Я хорошо помню этот день. Очень хорошо…

Я тогда только устраивался в прокуратуре… конечно, не первый месяц работал – но все же. Брали меня сразу в городскую, повезло – заступники нашлись, у матери третья категория допуска – то есть, проверять не надо.

Но пока меня сослали набираться опыта в районную прокуратуру. Причем тогда она сидела на первом этаже жилого дома, и условия там были… мягко говоря, не ахти.

Почему я в итоге решил стать прокурором? Странно, но мне почему-то с детства нравился закон как идея. Я был не очень то компанейским мальчуганом, и в компаниях тогда много чего творилось. Это был конец семидесятых, проработкой на пионерском собрании уже было никого не испугать. Но я в какой-то момент узнал, что есть закон, который всем велит как надо поступать и как поступать не надо. И если кто-то поступает не по закону – то его надо наказывать. И хотя мои сверстники тогда не сильно то задумывались о законе – я задумывался. И все чаще думал о том, что если кто-то должен следить за тем, чтобы выполнялся закон – то почему это не должен быть я?

Нашлись добрые люди, которые подсказали идти не в милицию, а именно в прокуратуру. Потому что в милицию шли некоторые мои сверстники, которые как о законе не думали. Тогда кстати уже начали проявляться некоторые негативные моменты, которые дадут столь страшные всходы в девяностые.

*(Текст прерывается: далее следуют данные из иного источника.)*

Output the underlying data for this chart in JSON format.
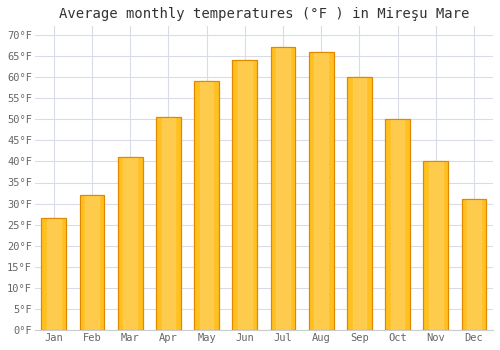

Когда я уже заканчивал ВУЗ – начался погром милиции Андроповым – сорок тысяч самых опытных ментов и следаков полетели. А прокуратуре повезло – после Руденко, умершего в восемьдесят первом, прокуратуру возглавил Рекунков, человек опытный и порядочный, фронтовик…

Надо сказать, что я тогда, несмотря на то, что совсем был зеленый – в некоторых аспектах выгодно выделялся. Например, у меня было полное высшее очное юридическое образование. А ведь тогда оно было далеко не у всех. Сейчас, по крайней мере, в прокуратуре, по-моему, людей без профильного образования не осталось, а в полиции и сейчас есть. Как набирали людей. Был такой комсомольский призыв – молодых комсомольцев, чаще всего рабочих – кидали на милицейскую, на прокурорскую работу. Учились на месте у старших товарищей, потом уже по факту заочно получали юридическое или их отправляли на подготовку. Это считалось нормальным… по-моему это так же нормально как если оперирует врач без образования. Здесь ведь тоже – людские судьбы. И как можно работать не то, что без уважения, но и без знания закона?

Но как-то работали…

Второе – у меня был телефон дома. Не у всех тогда он был.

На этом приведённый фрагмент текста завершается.